Right now the 8 bit ESCs are still as competitive as 32 bit ESC, a lot of the "follow me" tasks were using lot less computational power than what your typical smartphone these days offers...
A drone moves faster, but I don't think that changes the calculations.
There doesn't seem to be a great interest in having (small) drones shoot things yet, all the current uses seem to be:
- drone itself is the munition
- drone is the spotter for other ground based artillery
- drone dropping unguided munitions (e.g. grenades)
"Large" drones (aircraft rather than quadcopter) seem to follow the same rules as manned aircraft and engage with guided or unguided munitions of their own. If the drone is cheap enough then "drone as munition" seems likely to win.
China did not want to integrate. China has been seeking strategic independence in its economy by developing alternative layers of global economic ties, including the Belt and Road Initiative, PRC-centered supply chains, and emerging country groupings for longer than US.
Too much technological ties with China are seen as a potential vulnerability. It's not just technology itself, but it's importance in trade and economy. If the US or its allies have value chains tightly integrated with China on strategic components, it creates dependence.

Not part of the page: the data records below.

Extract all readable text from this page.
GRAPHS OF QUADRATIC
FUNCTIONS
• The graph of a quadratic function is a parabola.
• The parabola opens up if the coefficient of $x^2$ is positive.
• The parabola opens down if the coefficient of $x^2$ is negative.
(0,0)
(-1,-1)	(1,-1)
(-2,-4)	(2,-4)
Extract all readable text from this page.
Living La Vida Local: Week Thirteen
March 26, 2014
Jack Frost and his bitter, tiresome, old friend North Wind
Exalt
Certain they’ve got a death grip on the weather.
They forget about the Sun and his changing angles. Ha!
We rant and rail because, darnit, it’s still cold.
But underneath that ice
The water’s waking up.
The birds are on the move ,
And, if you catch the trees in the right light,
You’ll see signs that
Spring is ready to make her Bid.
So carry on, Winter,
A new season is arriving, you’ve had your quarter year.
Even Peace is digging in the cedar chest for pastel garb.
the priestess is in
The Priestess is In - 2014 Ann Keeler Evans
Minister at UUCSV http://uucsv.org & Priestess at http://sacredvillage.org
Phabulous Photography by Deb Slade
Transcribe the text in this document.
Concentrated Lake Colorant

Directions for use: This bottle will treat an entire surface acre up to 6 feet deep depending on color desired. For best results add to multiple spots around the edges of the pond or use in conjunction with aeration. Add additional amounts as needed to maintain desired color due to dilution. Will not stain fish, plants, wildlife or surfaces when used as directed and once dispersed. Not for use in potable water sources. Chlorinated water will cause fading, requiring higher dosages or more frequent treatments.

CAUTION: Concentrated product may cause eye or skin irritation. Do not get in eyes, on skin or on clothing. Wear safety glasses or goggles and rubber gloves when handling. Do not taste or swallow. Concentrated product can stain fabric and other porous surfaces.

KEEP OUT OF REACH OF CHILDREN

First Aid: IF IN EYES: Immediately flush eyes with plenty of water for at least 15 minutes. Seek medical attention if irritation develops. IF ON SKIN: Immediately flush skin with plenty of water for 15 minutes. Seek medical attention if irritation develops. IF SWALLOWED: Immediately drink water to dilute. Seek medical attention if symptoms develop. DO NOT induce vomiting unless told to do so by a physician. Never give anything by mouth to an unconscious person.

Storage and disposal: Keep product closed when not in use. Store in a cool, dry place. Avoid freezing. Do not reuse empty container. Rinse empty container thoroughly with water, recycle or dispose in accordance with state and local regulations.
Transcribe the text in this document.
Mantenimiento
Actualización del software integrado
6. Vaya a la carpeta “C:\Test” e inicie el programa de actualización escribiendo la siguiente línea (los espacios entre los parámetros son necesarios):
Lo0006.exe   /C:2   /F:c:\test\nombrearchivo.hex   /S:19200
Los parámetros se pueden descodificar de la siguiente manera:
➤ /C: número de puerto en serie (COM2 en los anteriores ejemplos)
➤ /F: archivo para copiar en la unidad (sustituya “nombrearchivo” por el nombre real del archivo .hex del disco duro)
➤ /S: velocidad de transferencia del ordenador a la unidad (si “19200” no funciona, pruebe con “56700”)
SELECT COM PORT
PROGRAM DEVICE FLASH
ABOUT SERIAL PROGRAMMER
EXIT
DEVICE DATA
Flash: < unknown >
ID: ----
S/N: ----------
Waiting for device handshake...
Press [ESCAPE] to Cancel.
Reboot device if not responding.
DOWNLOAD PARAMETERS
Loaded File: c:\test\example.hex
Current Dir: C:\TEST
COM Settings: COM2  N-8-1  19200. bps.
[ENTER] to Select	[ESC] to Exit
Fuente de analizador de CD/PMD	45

If anything, China's rise is a stabilizing factor for the whole world. It balances the aggression originating from the United States.
Try running a LLM on hardware from 2010.
Training a frontier model probably not. Again not clear what is the strategic benefit of having access to a frontier LLM model vs a more compact & less capable one.
That said, isn't the C910 with a critical buggy vector block?
It is amazing acheivement in a saturated market. The road for reaching a fully mature and performant large RISC-V implementation is still long (to catch up with the other ones)...
... but a royalty free ISA is priceless, seriously.
- If points are (significantly) higher than comments: the submission is very niche or highly technical that a lot of people can appreciate but only a few can meaningful comment. See right now here 120 vs 14
- If comments are higher than points or levitating towards 1:1 ratio: casual topic or flamewar (politics). See the DOGE post on the front page now, 1340 vs 2131
That being said I think "healthy" posts have a 1.5:1 - 2:1 ratio
We also just saw Arm sue one of their customers following an acquisition of another of Arm's customers, and try to make them destroy IP that was covered by both customers' licenses. Nobody wants to deal with licensing, and when the licensor is that aggressive it makes open alternatives all the more compelling, even if they're not technically on-par.
And Softbank is all in on Team USA.
getting funded by softbank is probably a good proxy indicator for companies losing their competitive edge.
Arm is still in control. Some went to form another company however.
Stop being so squareand embrace the future maaaaann.